Trésor-Éco n° 79 - Qu'est-ce qui explique la résistance de l'emploi en Allemagne ?
Le taux de chômage allemand n'a quasiment pas augmenté pendant la crise (de 7,3 % en 2008 à 7,5 % en 2009 ), contrairement à ce qui s'est passé dans les autres grands pays de la zone euro (de 11,4 % à 18,0 % en Espagne, de 7,8 % à 9,4 % en France, de 6,8 % à 7,8 % en Italie), et ceci alors même que la production a plus fortement baissé en Allemagne qu'en moyenne dans la zone euro. Trois éléments apportent des éclaircissements sur la remarquable résilience du marché du travail allemand. Premièrement, c'est essentiellement par la baisse des heures travaillées par tête (– 2,8 % en 2009 par rapport à 2008) que s'est ajusté le marché du travail pendant la crise, l'emploi restant quasi-stable sur la même période. Deuxièmement, en dépit de cette baisse des heures travaillées par tête, la stabilité de l'emploi s'est aussi faite au détriment de la productivité horaire, qui s'est fortement dégradée pendant la crise (– 2,2 % en 2009). Enfin, un changement de la définition du chômage au début de 2009 a statistiquement réduit le taux de chômage d'approximativement 0,6 point durant la première moitié de l'année 2010.
Le maintien en emploi de nombreux salariés pendant la crise est la traduction conjoncturelle de l'esprit des politiques structurelles de l'emploi depuis 2003, qui visent à augmenter le taux de participation et à dynamiser l'emploi à long terme. La principale motivation derrière de telles politiques et derrière la volonté, de la part des entreprises, de préserver l'emploi durant la crise est sans doute liée à la situation démographique préoccupante en Allemagne.

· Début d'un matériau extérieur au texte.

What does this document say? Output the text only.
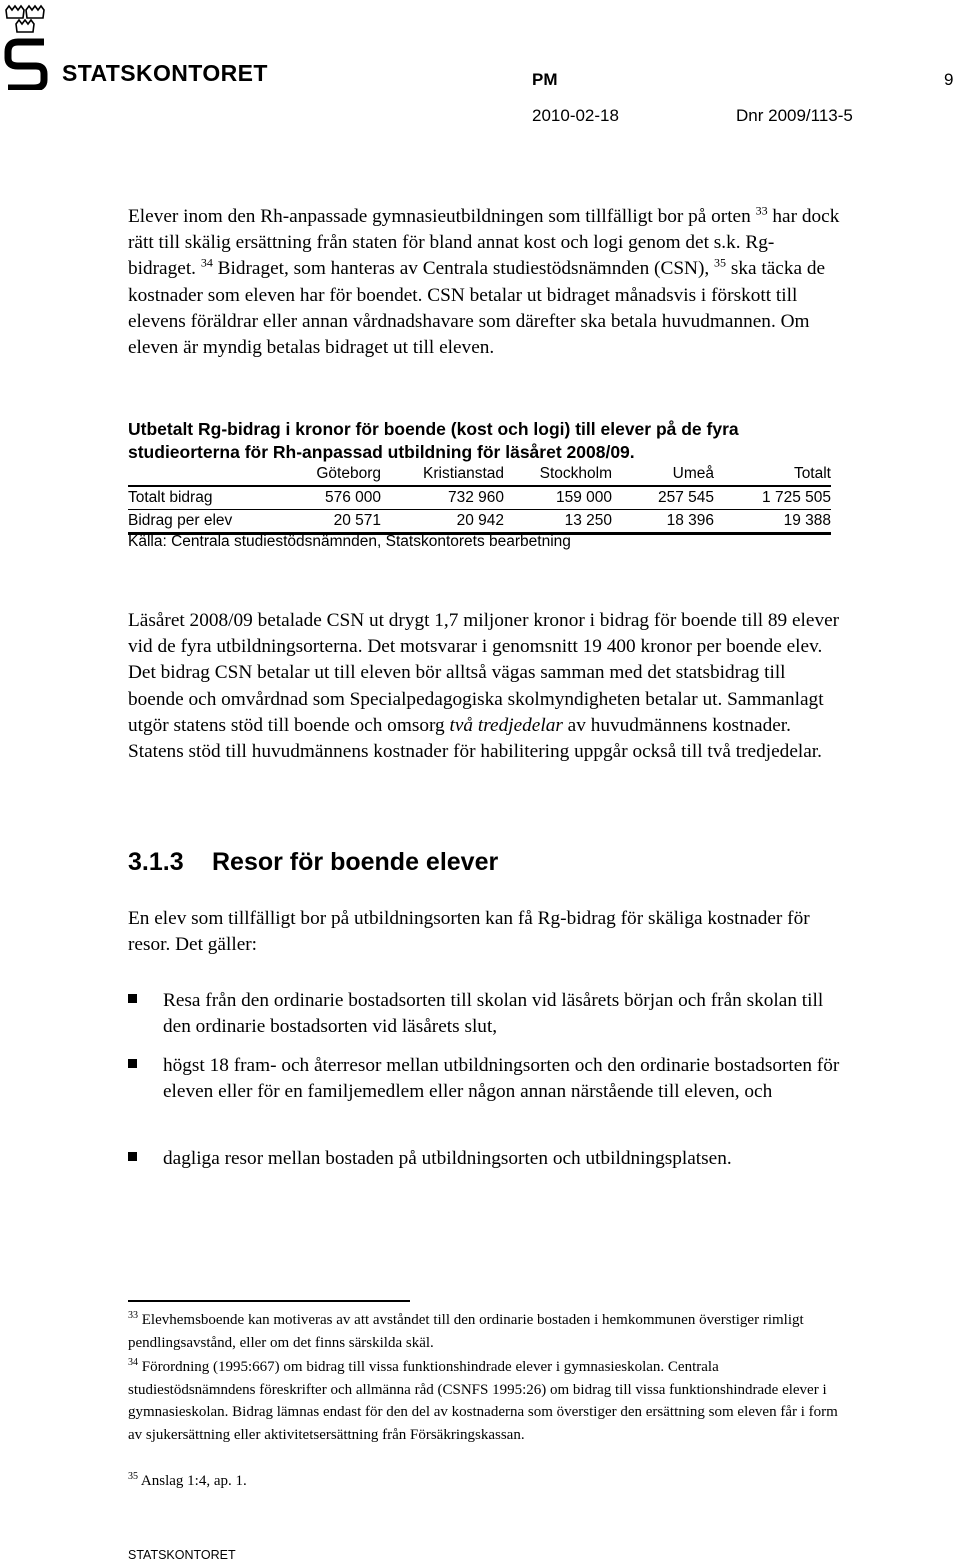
STATSKONTORET	PM	9
2010-02-18	Dnr 2009/113-5
Elever inom den Rh-anpassade gymnasieutbildningen som tillfälligt bor på orten $^{33}$ har dock rätt till skälig ersättning från staten för bland annat kost och logi genom det s.k. Rg-bidraget. $^{34}$ Bidraget, som hanteras av Centrala studiestödsnämnden (CSN), $^{35}$ ska täcka de kostnader som eleven har för boendet. CSN betalar ut bidraget månadsvis i förskott till elevens föräldrar eller annan vårdnadshavare som därefter ska betala huvudmannen. Om eleven är myndig betalas bidraget ut till eleven.
Utbetalt Rg-bidrag i kronor för boende (kost och logi) till elever på de fyra studieorterna för Rh-anpassad utbildning för läsåret 2008/09.
	Göteborg	Kristianstad	Stockholm	Umeå	Totalt
Totalt bidrag	576 000	732 960	159 000	257 545	1 725 505
Bidrag per elev	20 571	20 942	13 250	18 396	19 388
Källa: Centrala studiestödsnämnden, Statskontorets bearbetning
Läsåret 2008/09 betalade CSN ut drygt 1,7 miljoner kronor i bidrag för boende till 89 elever vid de fyra utbildningsorterna. Det motsvarar i genomsnitt 19 400 kronor per boende elev. Det bidrag CSN betalar ut till eleven bör alltså vägas samman med det statsbidrag till boende och omvårdnad som Specialpedagogiska skolmyndigheten betalar ut. Sammanlagt utgör statens stöd till boende och omsorg två tredjedelar av huvudmännens kostnader. Statens stöd till huvudmännens kostnader för habilitering uppgår också till två tredjedelar.
3.1.3 Resor för boende elever
En elev som tillfälligt bor på utbildningsorten kan få Rg-bidrag för skäliga kostnader för resor. Det gäller:
Resa från den ordinarie bostadsorten till skolan vid läsårets början och från skolan till den ordinarie bostadsorten vid läsårets slut,
högst 18 fram- och återresor mellan utbildningsorten och den ordinarie bostadsorten för eleven eller för en familjemedlem eller någon annan närstående till eleven, och
dagliga resor mellan bostaden på utbildningsorten och utbildningsplatsen.
$^{33}$ Elevhemsboende kan motiveras av att avståndet till den ordinarie bostaden i hemkommunen överstiger rimligt pendlingsavstånd, eller om det finns särskilda skäl.
$^{34}$ Förordning (1995:667) om bidrag till vissa funktionshindrade elever i gymnasieskolan. Centrala studiestödsnämndens föreskrifter och allmänna råd (CSNFS 1995:26) om bidrag till vissa funktionshindrade elever i gymnasieskolan. Bidrag lämnas endast för den del av kostnaderna som överstiger den ersättning som eleven får i form av sjukersättning eller aktivitetsersättning från Försäkringskassan.
$^{35}$ Anslag 1:4, ap. 1.
STATSKONTORET
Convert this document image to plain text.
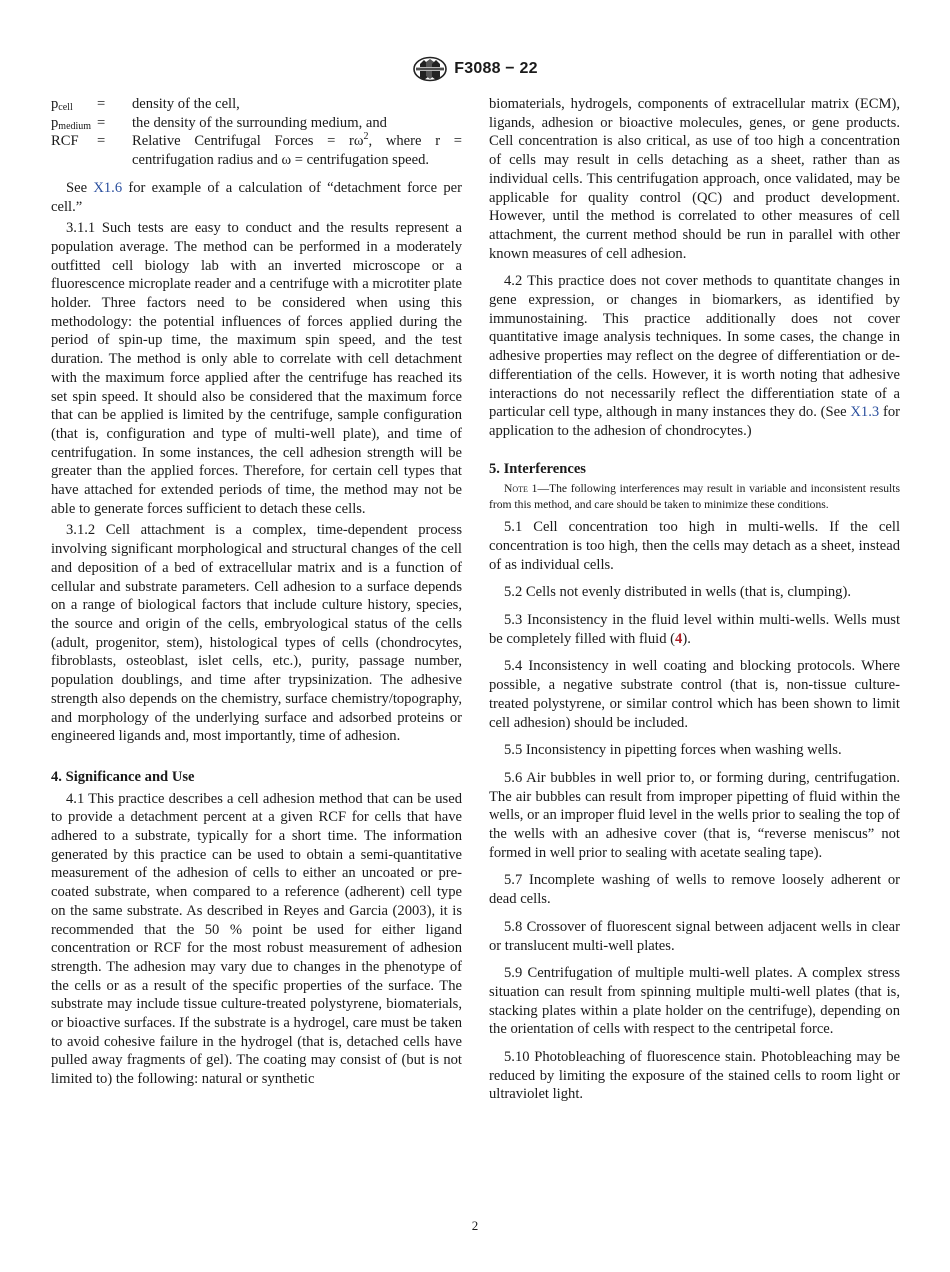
F3088 − 22
$p_{cell}$	=	density of the cell,
$p_{medium}$	=	the density of the surrounding medium, and
RCF	=	Relative Centrifugal Forces = $r\omega^2$, where r = centrifugation radius and ω = centrifugation speed.

See X1.6 for example of a calculation of “detachment force per cell.”

3.1.1 Such tests are easy to conduct and the results represent a population average. The method can be performed in a moderately outfitted cell biology lab with an inverted microscope or a fluorescence microplate reader and a centrifuge with a microtiter plate holder. Three factors need to be considered when using this methodology: the potential influences of forces applied during the period of spin-up time, the maximum spin speed, and the test duration. The method is only able to correlate with cell detachment with the maximum force applied after the centrifuge has reached its set spin speed. It should also be considered that the maximum force that can be applied is limited by the centrifuge, sample configuration (that is, configuration and type of multi-well plate), and time of centrifugation. In some instances, the cell adhesion strength will be greater than the applied forces. Therefore, for certain cell types that have attached for extended periods of time, the method may not be able to generate forces sufficient to detach these cells.

3.1.2 Cell attachment is a complex, time-dependent process involving significant morphological and structural changes of the cell and deposition of a bed of extracellular matrix and is a function of cellular and substrate parameters. Cell adhesion to a surface depends on a range of biological factors that include culture history, species, the source and origin of the cells, embryological status of the cells (adult, progenitor, stem), histological types of cells (chondrocytes, fibroblasts, osteoblast, islet cells, etc.), purity, passage number, population doublings, and time after trypsinization. The adhesive strength also depends on the chemistry, surface chemistry/topography, and morphology of the underlying surface and adsorbed proteins or engineered ligands and, most importantly, time of adhesion.

4. Significance and Use

4.1 This practice describes a cell adhesion method that can be used to provide a detachment percent at a given RCF for cells that have adhered to a substrate, typically for a short time. The information generated by this practice can be used to obtain a semi-quantitative measurement of the adhesion of cells to either an uncoated or pre-coated substrate, when compared to a reference (adherent) cell type on the same substrate. As described in Reyes and Garcia (2003), it is recommended that the 50 % point be used for either ligand concentration or RCF for the most robust measurement of adhesion strength. The adhesion may vary due to changes in the phenotype of the cells or as a result of the specific properties of the surface. The substrate may include tissue culture-treated polystyrene, biomaterials, or bioactive surfaces. If the substrate is a hydrogel, care must be taken to avoid cohesive failure in the hydrogel (that is, detached cells have pulled away fragments of gel). The coating may consist of (but is not limited to) the following: natural or synthetic

biomaterials, hydrogels, components of extracellular matrix (ECM), ligands, adhesion or bioactive molecules, genes, or gene products. Cell concentration is also critical, as use of too high a concentration of cells may result in cells detaching as a sheet, rather than as individual cells. This centrifugation approach, once validated, may be applicable for quality control (QC) and product development. However, until the method is correlated to other measures of cell attachment, the current method should be run in parallel with other known measures of cell adhesion.

4.2 This practice does not cover methods to quantitate changes in gene expression, or changes in biomarkers, as identified by immunostaining. This practice additionally does not cover quantitative image analysis techniques. In some cases, the change in adhesive properties may reflect on the degree of differentiation or de-differentiation of the cells. However, it is worth noting that adhesive interactions do not necessarily reflect the differentiation state of a particular cell type, although in many instances they do. (See X1.3 for application to the adhesion of chondrocytes.)

5. Interferences

Note 1—The following interferences may result in variable and inconsistent results from this method, and care should be taken to minimize these conditions.

5.1 Cell concentration too high in multi-wells. If the cell concentration is too high, then the cells may detach as a sheet, instead of as individual cells.

5.2 Cells not evenly distributed in wells (that is, clumping).

5.3 Inconsistency in the fluid level within multi-wells. Wells must be completely filled with fluid (4).

5.4 Inconsistency in well coating and blocking protocols. Where possible, a negative substrate control (that is, non-tissue culture-treated polystyrene, or similar control which has been shown to limit cell adhesion) should be included.

5.5 Inconsistency in pipetting forces when washing wells.

5.6 Air bubbles in well prior to, or forming during, centrifugation. The air bubbles can result from improper pipetting of fluid within the wells, or an improper fluid level in the wells prior to sealing the top of the wells with an adhesive cover (that is, “reverse meniscus” not formed in well prior to sealing with acetate sealing tape).

5.7 Incomplete washing of wells to remove loosely adherent or dead cells.

5.8 Crossover of fluorescent signal between adjacent wells in clear or translucent multi-well plates.

5.9 Centrifugation of multiple multi-well plates. A complex stress situation can result from spinning multiple multi-well plates (that is, stacking plates within a plate holder on the centrifuge), depending on the orientation of cells with respect to the centripetal force.

5.10 Photobleaching of fluorescence stain. Photobleaching may be reduced by limiting the exposure of the stained cells to room light or ultraviolet light.

2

Alors que la population en âge de travailler a déjà reculé de 2,6 % entre 1998 et 2009, cette dynamique devrait s'accélérer au cours des 10 prochaines années du fait du départ à la retraite des baby-boomers et du faible taux de natalité actuel.
La crainte des employeurs de se retrouver en manque de main-d'œuvre qualifiée lors de la reprise serait donc plus forte que la crainte d'une perte temporaire de rentabilité induite par une réduction de la productivité horaire du travail. La bonne situation financière des entreprises allemandes aurait en outre largement facilité leur flexibilité dans la gestion de la crise.
Les réformes « Hartz », progressivement mises en œuvre entre 2003 et 2005, avaient toutefois déjà porté leurs fruits à l'aube de la crise. Leur principal objectif était d'accroître la flexibilité du marché du travail et d'augmenter les incitations pour la frange de la population non-active à intégrer ou à réintégrer le marché du travail. Le succès de ces réformes s'est reflété dans la dynamique de la population active (+1,8 % entre 2003 et 2008), entraînée par la hausse du taux de participation de 77,2 points à 79,6 points, qui a plus qu'amorti le recul de la population en âge de travailler (– 1,3 %) entre 2003 et 2008.
Durant la crise, ces politiques de long terme ont été accompagnées par des politiques de court terme visant à soutenir les entreprises dans leur volonté de maintenir leurs employés dans l’emploi. L'extension du dispositif de chômage partiel a ainsi complété l'ensemble des mécanismes à la disposition des entreprises pour réduire les heures travaillées par tête.